> how would you work this type of code into something that can be used in production?
You wouldn't. There are production-ready solutions to this in many languages.
> The goal should be to have a green thread library that you can just use without thinking about registers or assembly.
The goal here is very explicitly to explain a concept by example, which is largely incompatible with what you say the goal should be. I think the author did a very good job.
Also, rust already have several options for concurrency/parallelism that are more idiomatic.
The only reason I see is to have a coroutine library for build a language, yet I have wonder if I put a facade of Actix actors or similar for this case...

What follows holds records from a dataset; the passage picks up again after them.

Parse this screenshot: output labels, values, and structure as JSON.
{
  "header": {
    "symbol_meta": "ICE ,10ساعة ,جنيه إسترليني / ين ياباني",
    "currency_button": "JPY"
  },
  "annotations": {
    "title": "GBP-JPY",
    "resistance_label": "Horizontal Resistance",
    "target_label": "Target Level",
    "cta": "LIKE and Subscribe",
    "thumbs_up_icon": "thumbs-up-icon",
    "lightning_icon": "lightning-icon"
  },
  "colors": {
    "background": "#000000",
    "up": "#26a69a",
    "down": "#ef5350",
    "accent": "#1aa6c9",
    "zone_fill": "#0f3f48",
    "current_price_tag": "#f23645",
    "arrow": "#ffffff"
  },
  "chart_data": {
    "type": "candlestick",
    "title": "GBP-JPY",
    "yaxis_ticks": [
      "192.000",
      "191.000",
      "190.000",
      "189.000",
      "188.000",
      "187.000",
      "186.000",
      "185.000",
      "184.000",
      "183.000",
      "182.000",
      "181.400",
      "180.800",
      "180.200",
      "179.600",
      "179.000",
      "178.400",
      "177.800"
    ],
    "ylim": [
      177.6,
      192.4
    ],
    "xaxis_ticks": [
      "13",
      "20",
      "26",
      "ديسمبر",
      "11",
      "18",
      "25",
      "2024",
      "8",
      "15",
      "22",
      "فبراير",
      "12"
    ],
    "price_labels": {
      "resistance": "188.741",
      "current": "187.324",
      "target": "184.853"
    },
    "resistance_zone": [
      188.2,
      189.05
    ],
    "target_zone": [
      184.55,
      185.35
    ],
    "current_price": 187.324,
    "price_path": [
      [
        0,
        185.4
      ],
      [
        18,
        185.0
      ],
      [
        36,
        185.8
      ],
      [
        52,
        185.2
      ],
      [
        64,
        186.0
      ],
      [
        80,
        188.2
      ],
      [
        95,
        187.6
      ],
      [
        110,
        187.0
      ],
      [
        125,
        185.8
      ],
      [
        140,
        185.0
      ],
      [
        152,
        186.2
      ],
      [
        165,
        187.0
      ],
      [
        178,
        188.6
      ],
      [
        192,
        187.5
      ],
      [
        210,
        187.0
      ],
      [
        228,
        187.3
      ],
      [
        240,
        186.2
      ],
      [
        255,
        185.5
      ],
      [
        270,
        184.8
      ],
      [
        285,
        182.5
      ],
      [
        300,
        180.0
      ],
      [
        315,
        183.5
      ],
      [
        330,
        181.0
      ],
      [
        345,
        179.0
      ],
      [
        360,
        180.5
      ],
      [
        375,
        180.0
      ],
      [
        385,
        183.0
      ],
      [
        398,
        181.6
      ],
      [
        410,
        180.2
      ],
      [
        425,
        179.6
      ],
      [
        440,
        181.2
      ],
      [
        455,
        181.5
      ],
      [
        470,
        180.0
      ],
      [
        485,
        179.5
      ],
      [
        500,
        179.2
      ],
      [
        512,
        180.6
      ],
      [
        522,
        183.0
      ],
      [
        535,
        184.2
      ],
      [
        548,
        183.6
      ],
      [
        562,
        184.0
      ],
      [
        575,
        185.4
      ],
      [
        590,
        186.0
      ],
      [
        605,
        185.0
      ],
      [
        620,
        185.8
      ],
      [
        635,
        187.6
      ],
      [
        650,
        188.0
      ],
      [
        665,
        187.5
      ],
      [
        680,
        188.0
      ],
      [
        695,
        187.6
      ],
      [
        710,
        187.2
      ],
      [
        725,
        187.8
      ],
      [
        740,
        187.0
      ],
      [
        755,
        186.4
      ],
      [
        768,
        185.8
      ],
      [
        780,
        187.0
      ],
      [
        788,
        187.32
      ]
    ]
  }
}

> Going for "toy" code to production ready is hard.
Too true. I recently implemented a feature, and I had a standalone working version 90% complete in a day or two. Getting the thing solid, tested, and integrated took the better part of a month.
Part of that, I think, is our education model. Every project I ever had in school was started from scratch, I worked on it for a short period of time, turned it in, and never looked at it again. I got really good at that. I can write a toy version of a hard problem in a very short period of time. But I'm terrible at integrating those things into a larger whole, and I know for a fact I'm not alone in this.
I think it's a huge problem that corporations think that a CS degree is job training and won't hire you if you haven't done it, but colleges think it's about abstract concepts and research and don't teach engineering principles.
> I’m not trying to make a perfect implementation here. I’m cutting corners to get down to the essence and fit it into what was originally intended to be an article but expanded into a small book.